The lawn beyond the hedge was planted with fruit trees, a number of which remain in 2005. The garden was poorly furnished with shrubs or climbers excepting the all-pervasive ivy (Hedera helix cvs. and H. colchica cvs.) and a magnificent Magnolia soulangeana that stood on the site of the present conservatory.

Herbaceous perennials were largely confined to large clumps of the more vigorous varieties, plants such as motherwort (Astrantia major), day lily (Hemerocallis fulva), comfrey (Symphytum cvs.), Geranium endressii and michaelmas daisies (Aster spp.) dominating the summer borders.

Many more worthwhile plants, however, had prospered.

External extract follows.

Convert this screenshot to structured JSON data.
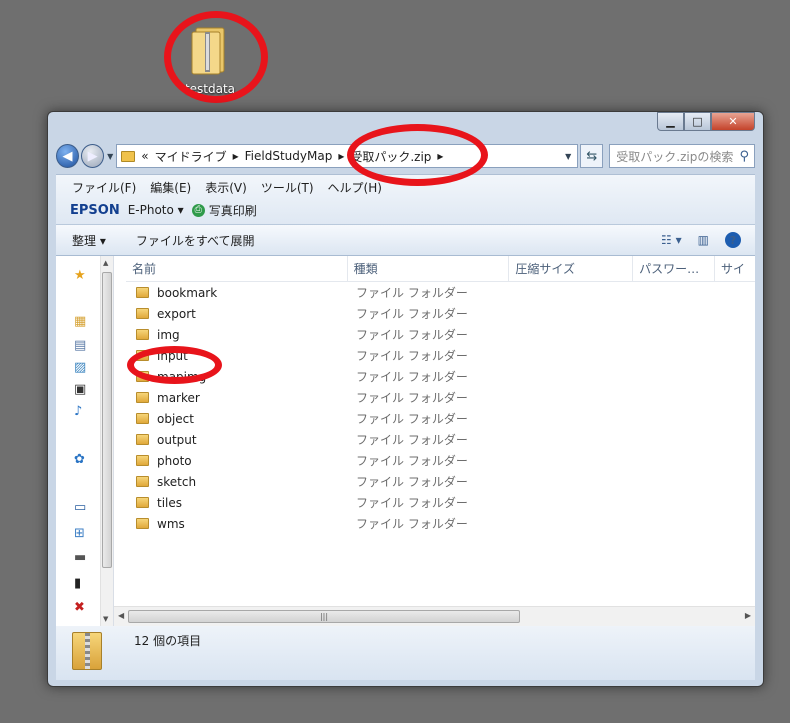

Crocus tommasinianus now colonises most of the borders, there are still two large clumps of Solomon’s seal (Polygonatum x hybridum) and there is a small but interesting collection of bearded iris. (For a full list of plants see below in Plant List).

The garden has now existed for more than two centuries. Repeatedly revised and re-invented, it has weathered the vicissitudes of two world wars, three major economic slumps and the rise and fall of Empires. The garden changes as fashion or expediency dictated, but change is a necessary part of any landscape. Plants, and fashions, are transitory but the Garden retains its spirit– the country garden of an English gentleman.